I'm interested in running CPU-intensive computations in clouds. The only real requirement is ability to run .NET applications (F# algorythms like this one) with enough security permissions for using reflection-based IoC Container. Persistence technology does not really matter as long as something is there.

I'd like to know of your experiences running .NET applications in clouds like Azure, EC2, Mosso, and others, if they exist (what are they?).

  • does it support both .NET? Mono?
  • what is the management API like?
  • how has the performance been?
  • other experiences

My feeling is that Windows Azure, lacking any cloud management API, can’t even be called a cloud yet.

+1  A: 

To my knowledge, Mosso allows full .NET 3.5 applications to be run with their CloudSites package. Is this not what your looking for?

jrista
Have you read the question?))
Rinat Abdullin
I did...you said "theoretically" mosso allows .NET cloud apps with mono. In actuality, it supports .NET 3.5 apps on IIS7. Given that you can't use Azure...whats wrong with Mosso?
jrista
The question was not very clear, the way it was originally written. It took me a couple tries to figure out what you were asking. I think you were asking for experiences with .NET Clouds, but there were a number of other implicit questions, and jrista answered one of them. I tried to re-word the question to sharpen it, I hope it works for you.
Cheeso
@Chesso: The question is definitely clearer now. Hopefully it covers what Abdullin was asking. I haven't had extensive experience with mosso, and none with Amazon, but Mosso did have the best .NET cloud support when we were looking a while back.
jrista
@Chesso, thanks for the clarification!
Rinat Abdullin
@jrista, sorry for the confusion.
Rinat Abdullin
+3  A: 

I am currently in the process of developing/releasing (sort of in pre-beta atm) a .net application to EC2. I have elected to go the linux route so am using mono. It has been a huge learning curve as the environment is so different to what I have been used to.

My main issues have been learning the intricacies of mono - it is .net but it is different. You tend to come across bugs from time to time and slight differences in the way things work. Also the setup and installing is totally different to anything on windows.
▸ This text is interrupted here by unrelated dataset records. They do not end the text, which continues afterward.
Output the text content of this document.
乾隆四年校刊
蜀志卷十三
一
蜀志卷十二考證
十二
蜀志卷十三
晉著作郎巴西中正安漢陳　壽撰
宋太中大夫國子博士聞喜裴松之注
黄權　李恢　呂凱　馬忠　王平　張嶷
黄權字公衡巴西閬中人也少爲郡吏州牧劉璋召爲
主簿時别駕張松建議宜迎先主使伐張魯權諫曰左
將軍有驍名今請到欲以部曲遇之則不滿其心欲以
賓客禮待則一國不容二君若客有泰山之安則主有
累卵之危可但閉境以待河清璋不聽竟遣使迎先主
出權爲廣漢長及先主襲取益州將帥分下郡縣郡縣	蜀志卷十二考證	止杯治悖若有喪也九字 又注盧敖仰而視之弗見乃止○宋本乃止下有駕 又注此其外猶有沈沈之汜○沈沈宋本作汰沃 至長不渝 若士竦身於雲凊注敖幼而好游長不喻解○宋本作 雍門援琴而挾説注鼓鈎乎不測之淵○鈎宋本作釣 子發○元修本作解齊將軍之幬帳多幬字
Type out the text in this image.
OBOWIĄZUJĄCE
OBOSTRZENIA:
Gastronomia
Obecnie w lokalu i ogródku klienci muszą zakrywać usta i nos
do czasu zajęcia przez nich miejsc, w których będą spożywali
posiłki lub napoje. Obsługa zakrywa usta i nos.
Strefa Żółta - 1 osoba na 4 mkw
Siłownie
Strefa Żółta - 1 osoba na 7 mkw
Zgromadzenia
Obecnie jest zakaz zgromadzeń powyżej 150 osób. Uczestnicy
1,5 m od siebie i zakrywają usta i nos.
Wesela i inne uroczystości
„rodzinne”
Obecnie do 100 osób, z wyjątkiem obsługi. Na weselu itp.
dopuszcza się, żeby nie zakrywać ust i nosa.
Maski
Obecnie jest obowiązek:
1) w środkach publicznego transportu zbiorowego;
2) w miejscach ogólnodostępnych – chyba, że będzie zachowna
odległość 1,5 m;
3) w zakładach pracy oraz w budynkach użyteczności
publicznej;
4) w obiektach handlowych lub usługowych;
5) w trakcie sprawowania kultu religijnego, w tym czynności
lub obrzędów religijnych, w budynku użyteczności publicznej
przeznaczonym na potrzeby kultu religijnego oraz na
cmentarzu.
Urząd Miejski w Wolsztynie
Overall though I am really happy. I really enjoy working on linux and the more I get used to it the easier I find it to use than windows.

I am developing in a sort of hybrid way - most dev happens in windows on vs2k8 - pretty much because resharper is so awesome. Monodevelop just isn't quite good enough yet. So before I push up changes to EC2 I run it in my local dev env on Ubuntu, once everything works (I inevitably find some way to break mono compatibility) I deploy.

I am using: StructureMap ASP.NET MVC NHibernate (Fluent) DotNetOpenAuth Moq NBehave

In terms of management, well they have a pretty good API and there are a ton of third party tools. As I have been finding my way I have developed a suite of scripts that take care of all the heavy lifting.

Performance is great, I have a medium cpu instance which I think is 5 cores and 2Gb RAM. I am using it to serve web pages index S3 buckets and resize images and so far it hasn't missed a beat.

Derek Ekins
Thanks for the great answer!BTW, how do you think Amazon would work for CPU-intensive processing with elastic scaling up and down?
Rinat Abdullin
Your welcome. Well that is pretty much what EC2 is designed for :)I haven't done it yet (I need to make a couple of changes to my system to allow it) But you can start up new instances as you need them. Obviously your program needs to be able to split up the job it is doing so that it can be run on different machines. In my case I just have a lot of small non related individual jobs so doing this is easy.